Researchers from the Chinese Academy of Sciences and its associated university have published a paper in Energy Storage Materials on the Additive Manufacturing of lithium metal batteries with ultra-high areal energy density, produced via the manipulation of their porosity.
Revolutions in Li-ion battery technology, spurred on by their growth, but the application of these advances can be prevented by factors like Li dendrite growth, low Coulombic efficiency and mismatched cathodes. In “All 3D printing lithium metal batteries with hierarchically and conductively porous skeleton for ultrahigh areal energy density”, the researchers additively manufactured conductive Ti3C2Tx MXene scaffolds with porous LiFePO4 lattices to construct batteries with prolonged lifespans and higher energy density.
The exceptional ability of Ti3C2Tx to form a stable structure with lithium regulates the uniform deposition of metallic Li, allowing the stable MXene scaffold to achieve an areal capacity of 30 mAh/cm2 at 30 mA/cm2 and a cycle lifespan of 4800 h. The full battery is assembled by rationally matching this dendrite-free MXene-based Li anode with a hierarchically conductive LiFePO4 framework at an ultrahigh mass loading of 171 mg/cm2.

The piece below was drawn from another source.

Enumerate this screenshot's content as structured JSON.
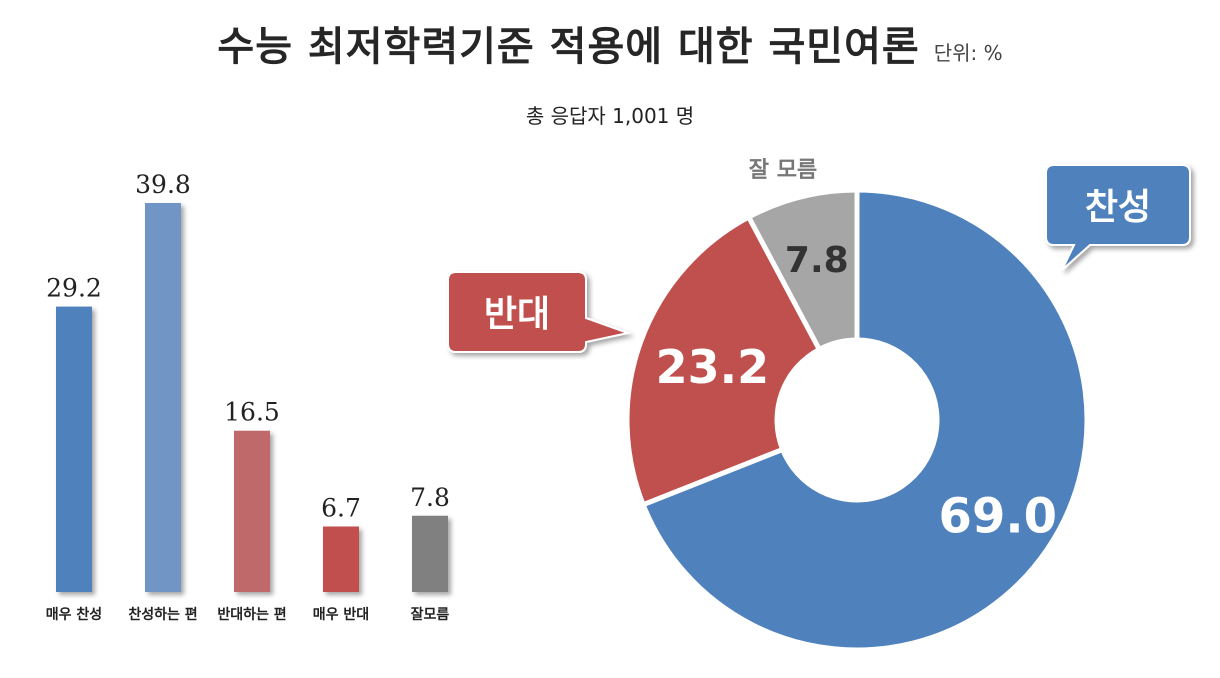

The as-assembled Li metal batteries are said to deliver unprecedented areal capacity of 25.3 mAh/cm2, a reportedly record-high areal energy density of 81.6 mWh/cm2 and improved cycling stability of 500 cycles, breaking through the limitation of thick-film cathodes. The researchers believe that this outlines a viable option for the stable additive manufacturing of Li metal batteries.